The were so many people trying to check-in. I was so confused but finally worked my way around it. My biggest concern before a marathon is always the toilet so I lined up, my turn went up and “safe”. Got my shoes ready, gels and everything on my waist belt. Got a poncho to stay warm and went to line up. The management for the event was perfect, and as expected everyone super polite and helpful.
Due to Covid 19 Nara Marathon was set in different waves. A to B went in first. I was B because of previous half-marathons times. So I had the pleasure to start with elite runner who finished the marathon in 2 hours and 19 minutes. Nara marathon is known for its incredibly high hills all through and it is quite difficult to aim for a good time. My first objective was to run at a 4:30 - 4:45 per kilometer. But as soon as it started I was actually running at a 4:15 - 4:25 per kilometer. At kilometer 10 I felt amazing so I thought why not go a little bit faster so increased my pace for about 10 seconds running at a 4:05 - 4:15 per kilometer.
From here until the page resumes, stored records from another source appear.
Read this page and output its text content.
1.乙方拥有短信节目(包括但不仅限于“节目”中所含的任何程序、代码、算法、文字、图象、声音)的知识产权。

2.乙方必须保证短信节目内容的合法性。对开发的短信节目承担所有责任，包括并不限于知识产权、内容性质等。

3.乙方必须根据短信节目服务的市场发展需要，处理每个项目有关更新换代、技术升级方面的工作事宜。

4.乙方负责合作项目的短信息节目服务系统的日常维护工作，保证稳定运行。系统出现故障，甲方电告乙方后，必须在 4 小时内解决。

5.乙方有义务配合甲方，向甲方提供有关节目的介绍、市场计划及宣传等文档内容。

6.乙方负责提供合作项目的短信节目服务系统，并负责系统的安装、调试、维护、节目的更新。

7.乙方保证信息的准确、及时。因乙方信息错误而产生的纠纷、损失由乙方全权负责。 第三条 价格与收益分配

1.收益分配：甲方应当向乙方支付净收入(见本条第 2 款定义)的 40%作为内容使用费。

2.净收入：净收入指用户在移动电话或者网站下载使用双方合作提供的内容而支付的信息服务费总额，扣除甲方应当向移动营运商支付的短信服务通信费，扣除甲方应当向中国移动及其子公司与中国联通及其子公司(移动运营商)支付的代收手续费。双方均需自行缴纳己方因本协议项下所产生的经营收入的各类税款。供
I am not going to say it was easy but I going to say it was an incredible experience I can't really believe even now. Even now I am very happy for this achievement. I am looking forward now more than ever of what my life has yet to bring. I am looking forward for all moments, let it be happy, sad, exciting or even devastating. I know I have the power within me to overcome lots of things. Running a marathon is not a competition against others but a competition against yourself just as life can be. I learned not to love myself but to accept who I am and that it is okay to be this way. It is okay to feel and think the things I do. I hope I can keep this feelings for a long time!